You have an inside track to a ruling not released yet?
I do.
Republicans had the opportunity to strike Obamacare down, but they didn't. THANK YOU JOHN MCAIN!
SCOTUS now looks at this, and they're like, "Uhhh... why are you GOP dudes here asking us to do something, when you had the opportunity and didn't."
The. End.
Roberts and Kavanaugh seem OK with keeping most of the law intact
Simply put, Chief Justice John Roberts
saved Obamacare in 2012, famously (or infamously, depending on your point of view) calling the mandate to buy health insurance a tax. Trump and the GOP-controlled Congress zeroed out that penalty three years ago, giving Republicans -- including the Trump administration -- an opening to come back to court. If the tax is gone, they say, the logic for keeping the law is gone.
The biggest question is whether the court, should it agree with that logic, would kill the entire law or simply sever the mandate section.

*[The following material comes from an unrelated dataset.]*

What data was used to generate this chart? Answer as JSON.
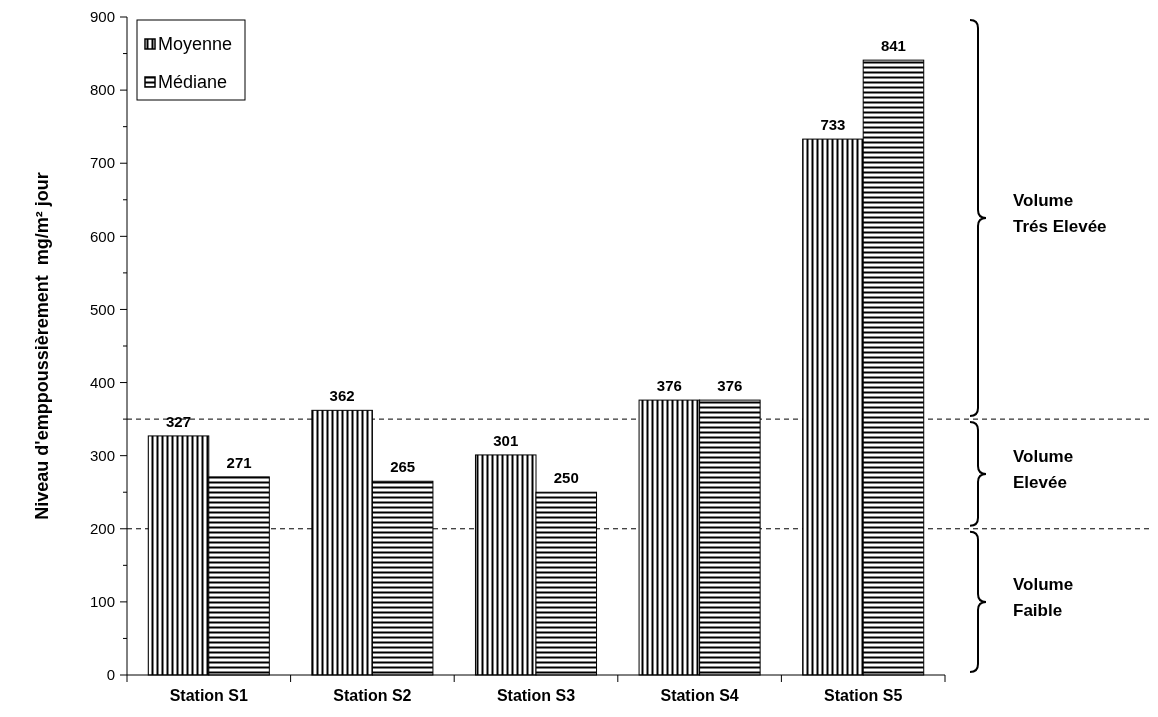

You don't always get statements as direct as this one from Justice Brett Kavanaugh, Trump's second appointee to the bench: "I tend to agree with you on this very straightforward case for severability under our precedents, meaning that we would excise the mandate and leave the rest of the act in place reading our severability precedents," Kavanaugh told Don Verrilli, the attorney for the Democratic-led US House of Representatives, which is defending the law because the Trump administration won't.
That would be the ballgame.
"Even if there are five votes to strike down a zero-penalty individual mandate, Kavanaugh has made clear he thinks that provision can be severed from the rest of the ACA (and we already know the chief feels that way)," said Steve Vladeck, a CNN legal analyst and University of Texas Law professor. "There is therefore no way to count to five votes to throw out the entire statute."